Children really brighten up a home.
They never turn the lights off…
Let’s take a ouija board to the graveyard and make some prank calls
Denise please return my vape pen
Sorry, I didn’t mean to text you a graphic description of my explosive diarrhea. Stupid autocorrect.
Hey Dad, your neighbor called,
they wanna know if you could
turn down your TV, they’ve
already heard this episode of
Law & Order.
I’m going to start a Metal band and only sing about things that make me rage, like when a spatula gets stuck in a drawer and I can’t open it
I’m sorry I created a “legal situation” when I thought someone ate my salt and vinegar chips.
There’s something mentally wrong with people who ask other parents if their baby isn’t the cutest baby they’ve ever seen
So it turns out you can eat cranberry sauce when it’s not Thanksgiving and nothing happens. You don’t get arrested or anything.
Man: I’ll have the steak
Waiter: And, for your side?
M: Oh, no, not tonight.

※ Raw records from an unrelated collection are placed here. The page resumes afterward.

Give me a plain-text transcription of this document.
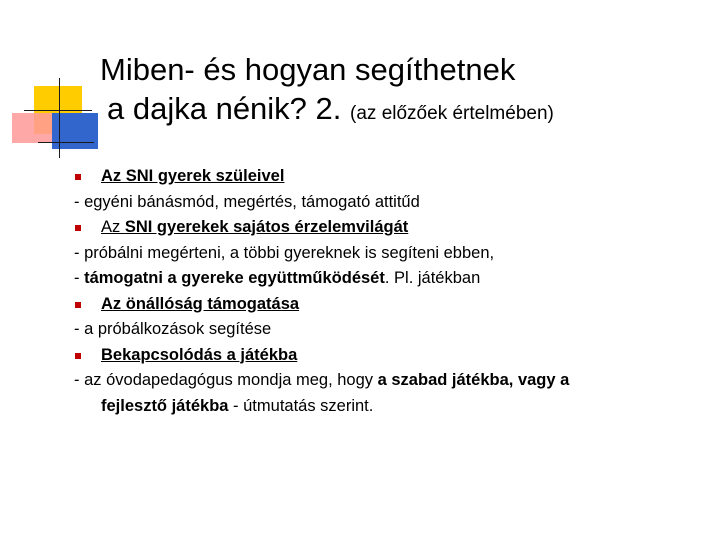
Miben- és hogyan segíthetnek
a dajka nénik? 2. (az előzőek értelmében)
Az SNI gyerek szüleivel
- egyéni bánásmód, megértés, támogató attitűd
Az SNI gyerekek sajátos érzelemvilágát
- próbálni megérteni, a többi gyereknek is segíteni ebben,
- támogatni a gyereke együttműködését. Pl. játékban
Az önállóság támogatása
- a próbálkozások segítése
Bekapcsolódás a játékba
- az óvodapedagógus mondja meg, hogy a szabad játékba, vagy a
fejlesztő játékba - útmutatás szerint.
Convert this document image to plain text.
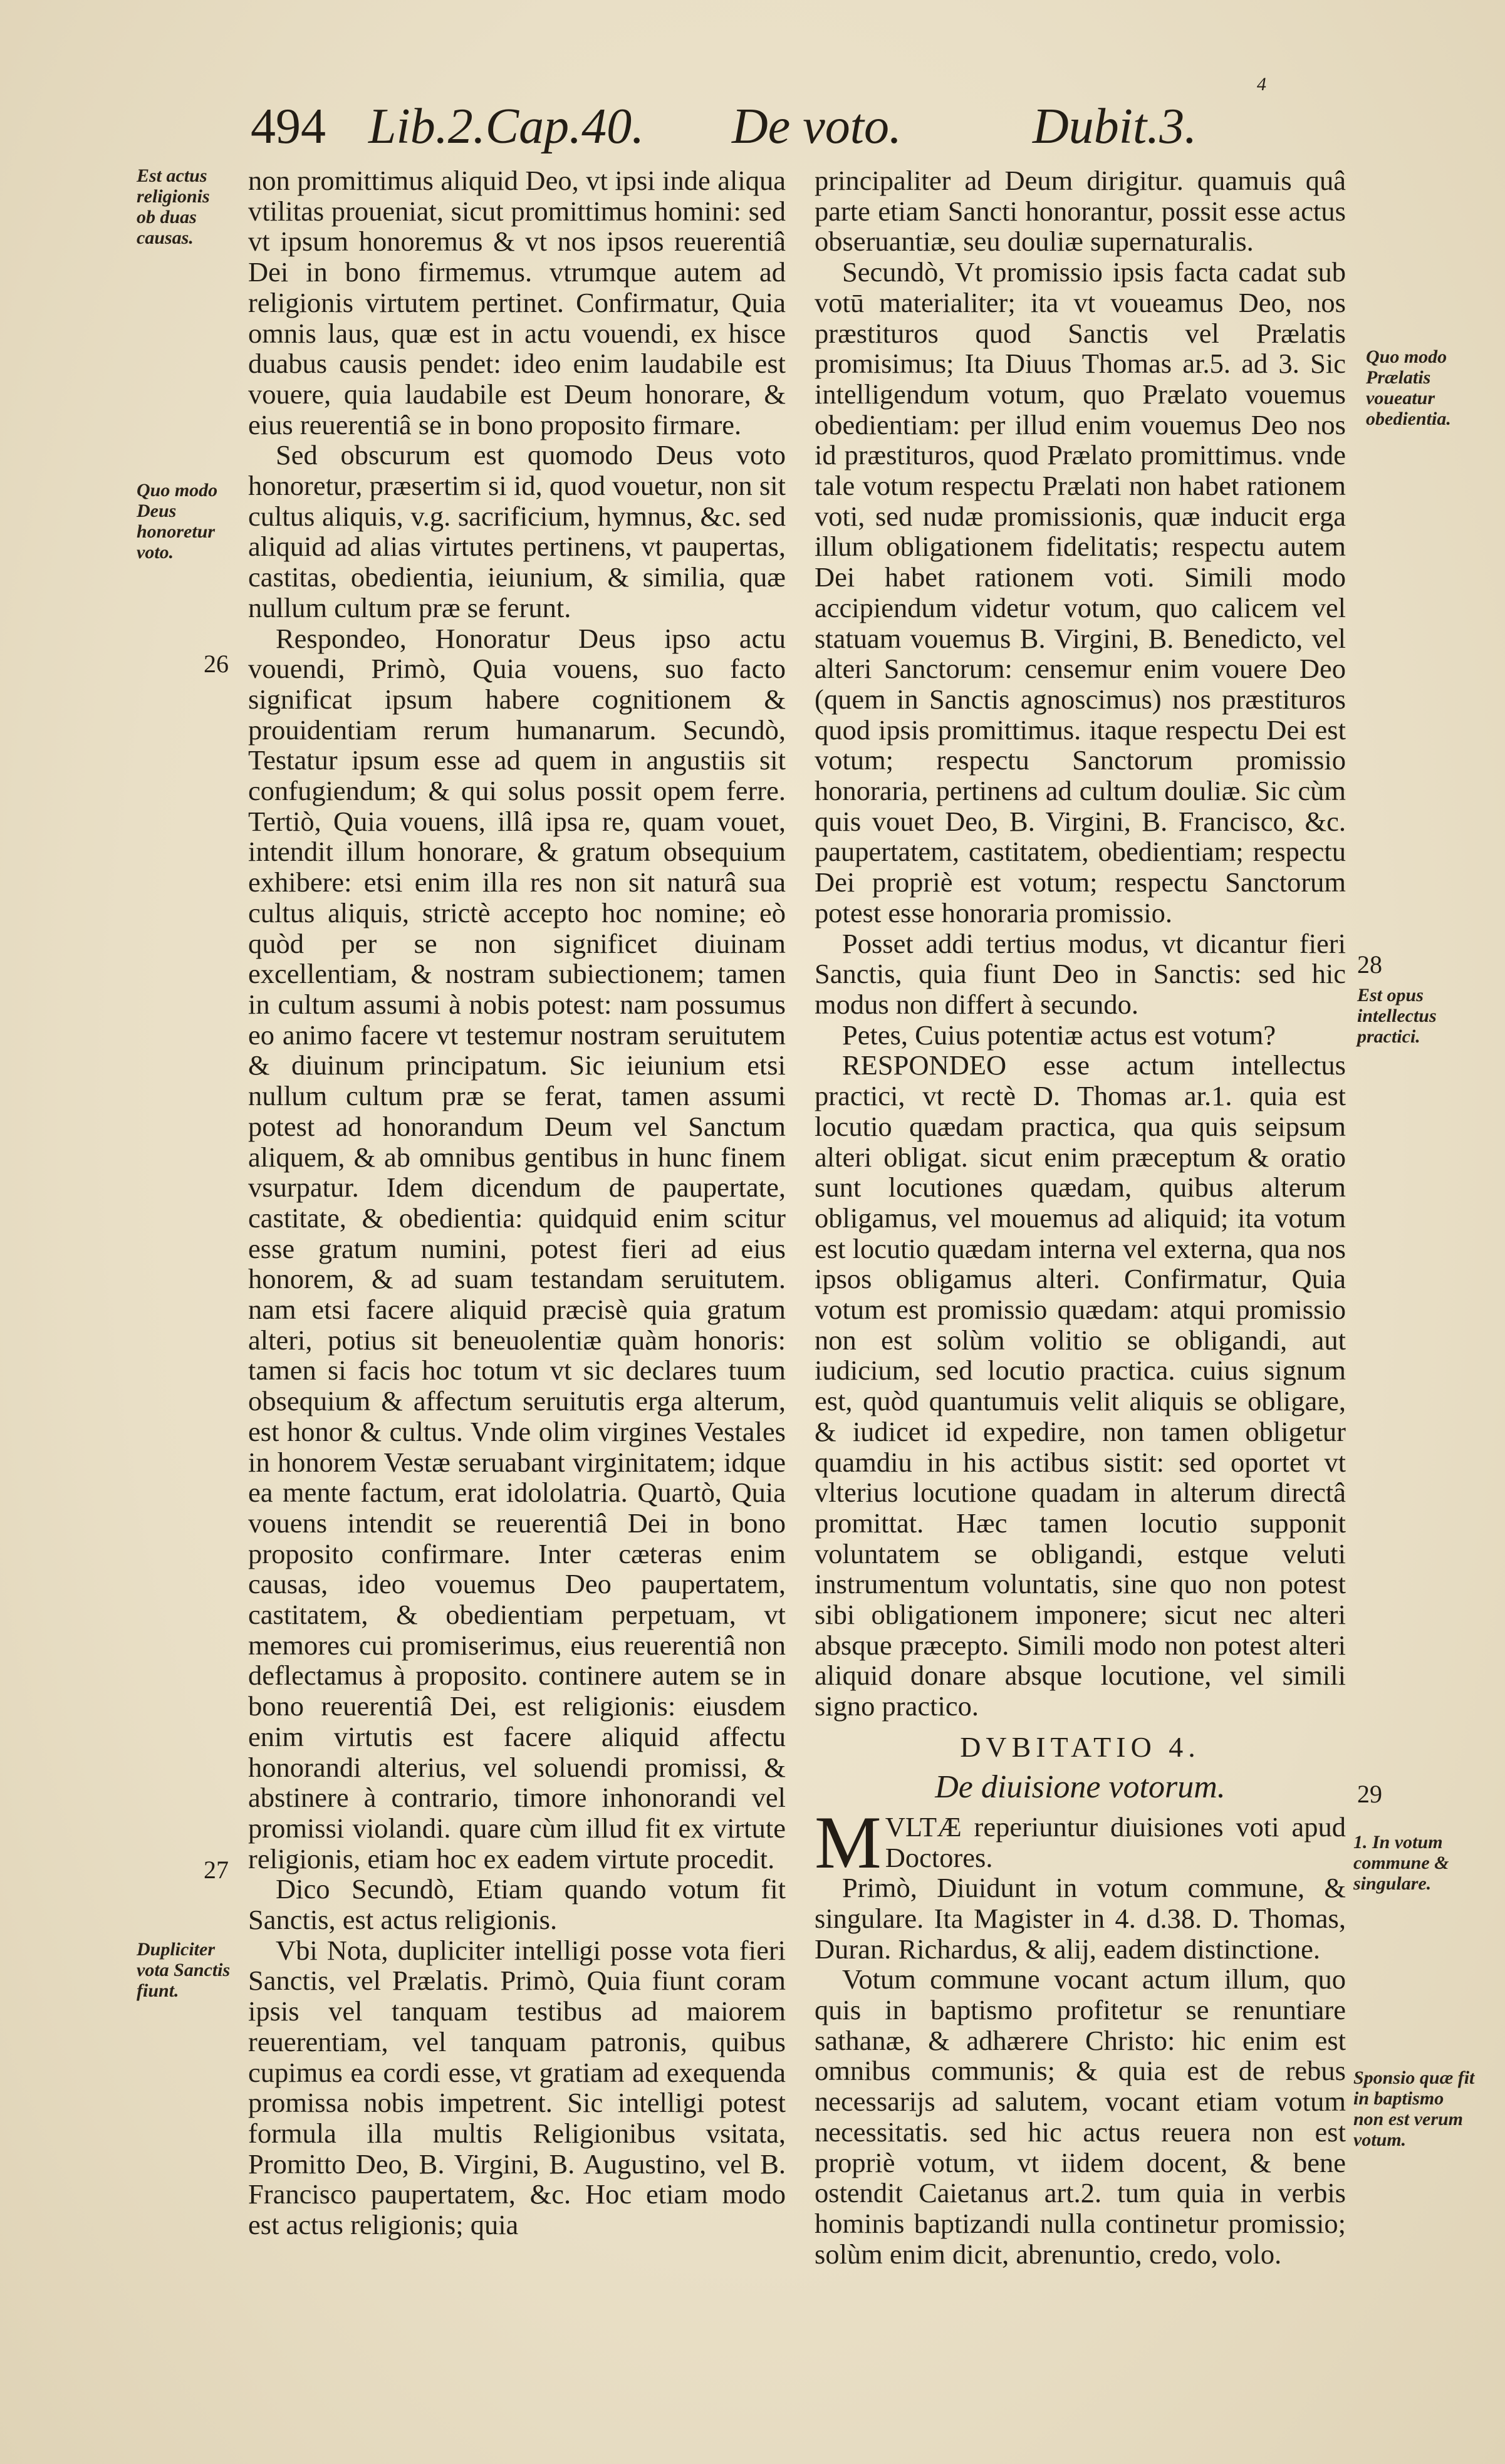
494 Lib.2.Cap.40. De voto.	Dubit.3.
4
Est actus religionis ob duas causas.
Quo modo Deus honoretur voto.
Dupliciter vota Sanctis fiunt.
26
27
28
29
Quo modo Prælatis voueatur obedientia.
Est opus intellectus practici.
1. In votum commune & singulare.
Sponsio quæ fit in baptismo non est verum votum.

non promittimus aliquid Deo, vt ipsi inde aliqua vtilitas proueniat, sicut promittimus homini: sed vt ipsum honoremus & vt nos ipsos reuerentiâ Dei in bono firmemus. vtrumque autem ad religionis virtutem pertinet. Confirmatur, Quia omnis laus, quæ est in actu vouendi, ex hisce duabus causis pendet: ideo enim laudabile est vouere, quia laudabile est Deum honorare, & eius reuerentiâ se in bono proposito firmare.

Sed obscurum est quomodo Deus voto honoretur, præsertim si id, quod vouetur, non sit cultus aliquis, v.g. sacrificium, hymnus, &c. sed aliquid ad alias virtutes pertinens, vt paupertas, castitas, obedientia, ieiunium, & similia, quæ nullum cultum præ se ferunt.

Respondeo, Honoratur Deus ipso actu vouendi, Primò, Quia vouens, suo facto significat ipsum habere cognitionem & prouidentiam rerum humanarum. Secundò, Testatur ipsum esse ad quem in angustiis sit confugiendum; & qui solus possit opem ferre. Tertiò, Quia vouens, illâ ipsa re, quam vouet, intendit illum honorare, & gratum obsequium exhibere: etsi enim illa res non sit naturâ sua cultus aliquis, strictè accepto hoc nomine; eò quòd per se non significet diuinam excellentiam, & nostram subiectionem; tamen in cultum assumi à nobis potest: nam possumus eo animo facere vt testemur nostram seruitutem & diuinum principatum. Sic ieiunium etsi nullum cultum præ se ferat, tamen assumi potest ad honorandum Deum vel Sanctum aliquem, & ab omnibus gentibus in hunc finem vsurpatur. Idem dicendum de paupertate, castitate, & obedientia: quidquid enim scitur esse gratum numini, potest fieri ad eius honorem, & ad suam testandam seruitutem. nam etsi facere aliquid præcisè quia gratum alteri, potius sit beneuolentiæ quàm honoris: tamen si facis hoc totum vt sic declares tuum obsequium & affectum seruitutis erga alterum, est honor & cultus. Vnde olim virgines Vestales in honorem Vestæ seruabant virginitatem; idque ea mente factum, erat idololatria. Quartò, Quia vouens intendit se reuerentiâ Dei in bono proposito confirmare. Inter cæteras enim causas, ideo vouemus Deo paupertatem, castitatem, & obedientiam perpetuam, vt memores cui promiserimus, eius reuerentiâ non deflectamus à proposito. continere autem se in bono reuerentiâ Dei, est religionis: eiusdem enim virtutis est facere aliquid affectu honorandi alterius, vel soluendi promissi, & abstinere à contrario, timore inhonorandi vel promissi violandi. quare cùm illud fit ex virtute religionis, etiam hoc ex eadem virtute procedit.

Dico Secundò, Etiam quando votum fit Sanctis, est actus religionis.

Vbi Nota, dupliciter intelligi posse vota fieri Sanctis, vel Prælatis. Primò, Quia fiunt coram ipsis vel tanquam testibus ad maiorem reuerentiam, vel tanquam patronis, quibus cupimus ea cordi esse, vt gratiam ad exequenda promissa nobis impetrent. Sic intelligi potest formula illa multis Religionibus vsitata, Promitto Deo, B. Virgini, B. Augustino, vel B. Francisco paupertatem, &c. Hoc etiam modo est actus religionis; quia

principaliter ad Deum dirigitur. quamuis quâ parte etiam Sancti honorantur, possit esse actus obseruantiæ, seu douliæ supernaturalis.

Secundò, Vt promissio ipsis facta cadat sub votū materialiter; ita vt voueamus Deo, nos præstituros quod Sanctis vel Prælatis promisimus; Ita Diuus Thomas ar.5. ad 3. Sic intelligendum votum, quo Prælato vouemus obedientiam: per illud enim vouemus Deo nos id præstituros, quod Prælato promittimus. vnde tale votum respectu Prælati non habet rationem voti, sed nudæ promissionis, quæ inducit erga illum obligationem fidelitatis; respectu autem Dei habet rationem voti. Simili modo accipiendum videtur votum, quo calicem vel statuam vouemus B. Virgini, B. Benedicto, vel alteri Sanctorum: censemur enim vouere Deo (quem in Sanctis agnoscimus) nos præstituros quod ipsis promittimus. itaque respectu Dei est votum; respectu Sanctorum promissio honoraria, pertinens ad cultum douliæ. Sic cùm quis vouet Deo, B. Virgini, B. Francisco, &c. paupertatem, castitatem, obedientiam; respectu Dei propriè est votum; respectu Sanctorum potest esse honoraria promissio.

Posset addi tertius modus, vt dicantur fieri Sanctis, quia fiunt Deo in Sanctis: sed hic modus non differt à secundo.

Petes, Cuius potentiæ actus est votum?

RESPONDEO esse actum intellectus practici, vt rectè D. Thomas ar.1. quia est locutio quædam practica, qua quis seipsum alteri obligat. sicut enim præceptum & oratio sunt locutiones quædam, quibus alterum obligamus, vel mouemus ad aliquid; ita votum est locutio quædam interna vel externa, qua nos ipsos obligamus alteri. Confirmatur, Quia votum est promissio quædam: atqui promissio non est solùm volitio se obligandi, aut iudicium, sed locutio practica. cuius signum est, quòd quantumuis velit aliquis se obligare, & iudicet id expedire, non tamen obligetur quamdiu in his actibus sistit: sed oportet vt vlterius locutione quadam in alterum directâ promittat. Hæc tamen locutio supponit voluntatem se obligandi, estque veluti instrumentum voluntatis, sine quo non potest sibi obligationem imponere; sicut nec alteri absque præcepto. Simili modo non potest alteri aliquid donare absque locutione, vel simili signo practico.

DVBITATIO 4.

De diuisione votorum.

MVLTÆ reperiuntur diuisiones voti apud Doctores.

Primò, Diuidunt in votum commune, & singulare. Ita Magister in 4. d.38. D. Thomas, Duran. Richardus, & alij, eadem distinctione.

Votum commune vocant actum illum, quo quis in baptismo profitetur se renuntiare sathanæ, & adhærere Christo: hic enim est omnibus communis; & quia est de rebus necessarijs ad salutem, vocant etiam votum necessitatis. sed hic actus reuera non est propriè votum, vt iidem docent, & bene ostendit Caietanus art.2. tum quia in verbis hominis baptizandi nulla continetur promissio; solùm enim dicit, abrenuntio, credo, volo.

This is my wife with me.
I’ve never “hopped on a call.” I’ve trudged begrudgingly towards my webcam like a prisoner walking the plank
It was only a three dollar bottle of Chardonnay, but we partied like it was $19.99
I empty the recycling bin on my computer like someone’s actually gonna come along and say “ew gross this bin needs emptied”
[the best zoom meetings]
host: can you hear me ok?
everyone: no
host: let’s just reschedule
everyone: great
[At the gym]
My body: WTF
Me: I know
Body: I thought we were done with this bullshit?
Me: No, this is how it is from now on.
Body: *charley horse*
Me: Well played, bitch… well played
“Stop pointing at my daughter!” – Kanye West yells at a compass.
*drops off box to Salvation Army*
“Sir, why is this box marked W I F E?”
*peels out*
Autocorrect changed “panic attack” to “pancake attack” and now I’m hysterical AND hungry.
I confused the spatula with a flyswatter is why that is floating in your soup.
My dog is so strong, she pulled me over the other day. I didn’t even know she was a cop.
Believe it or not I’m listening to the Final Countdown in the grocery store. Now you’re hearing it too.
If our children don’t learn cursive, how will they ever be able to read those inspirational tattoos people put on their ribs?
Losing a loved one during the holidays is tough. My dad died during Toyotathon
*watches an extremely cute guy flirt with an equally cute girl at the gym from the floor above like an old witch on a mountain*
This is my daughter Amaranth, my son Sorghum, and our dog Millet. Sorry if the photo is a little — grainy.
Boom! Zing! This is free content!
My kids made a toy phone for the baby so he can call his baby friends, and I’m like, come on, be real. He’s a baby. He doesn’t have friends.